When Americans remember 2020, the coronavirus pandemic will likely be the first event to come to mind. But on top of COVID-19, the country has also had an extraordinary year with the Black Lives Matter movement and the subsequent protests, riots, and toppling of historic statues across the country in an effort to make a statement about refusing to honor historic leaders who supported slavery.

The debate rages on about whether allowing the statues to remain means we are honoring those leaders’s outdated beliefs, but now there’s also a new question at hand: when the statues fall, what exactly do we do with them?

For some international insight, we can look to a sculpture park in Russia called Muzeon, also known as the Fallen Monument Park. It began with a single statue of Felix Dzerzhinsky, founder of the Soviet Union’s feared secret police, whose likeness was pulled down by protestors in 1991 and dumped in a vacant lot. Soon after that, other historical figures were taken down and added to the statue graveyard. It wasn’t long before fun, contemporary statues representing fairy tale characters and literary figures (taken down for myriad reasons) also started being added to the mix. Today, the once vacant lot has officially become part of the famed Gorky Park, where citizens stroll, picnic, and nap.

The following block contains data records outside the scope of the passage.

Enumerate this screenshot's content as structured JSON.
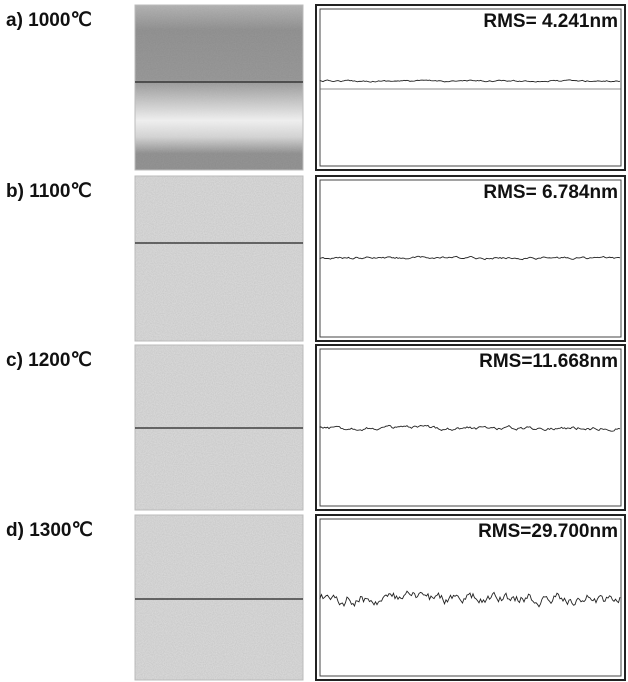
{
  "panels": [
    {
      "label": "a) 1000℃",
      "rms": "RMS= 4.241nm"
    },
    {
      "label": "b) 1100℃",
      "rms": "RMS= 6.784nm"
    },
    {
      "label": "c) 1200℃",
      "rms": "RMS=11.668nm"
    },
    {
      "label": "d) 1300℃",
      "rms": "RMS=29.700nm"
    }
  ]
}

It seems that Russians feel the statue cemetery represents the deeper, darker parts of a history peppered with regime changes. For a time, rage and desperation had the country erasing remnants of communism altogether, but once the Soviet Union fell, new hardships and everyday life took the steam out of the movement, and the statues were mostly left alone.

Although Russians recognize that these leaders did unconscionable acts, they don’t feel the history can or should be erased entirely by destroying the statues that represent previous eras.

“It’s one thing what statues mean when they are in conspicuous sites, in main squares and big streets,” says Masha Lipman, a political analyst who has studied Russia’s changing relationship to its monuments. “It’s quite another thing when statues like that are collected among many others in a park.”

One historically relevant example is the pink granite statue of Stalin, standing tall with a broken nose as a result of its original dismantling. In an anti-Stalin statement, an installation of 282 stone heads in a cage by sculptor Yevgeny Chubarov symbolizes the Soviet dictator’s countless victims. Chubarov donated the work to Muzeon on the condition it be displayed right next to Stalin. Together, the juxtaposing works tell a story of a history that can’t simply be erased by destroying one statue.

“I consider these sculptures to be part of our history,” says Artyom Golbin, a park guide and historian. “The history of Russia — and any other country — has different periods, some of them bad, some of them good. Still, we have to remember them, and these sculptures are an important reminder of Soviet times.”

“The Russian experience should give some food for thought to those who are engaged in toppling statues in the U.S. these days,” adds Lipman. “Fighting with symbols of the past does not necessarily help solve problems of the present.”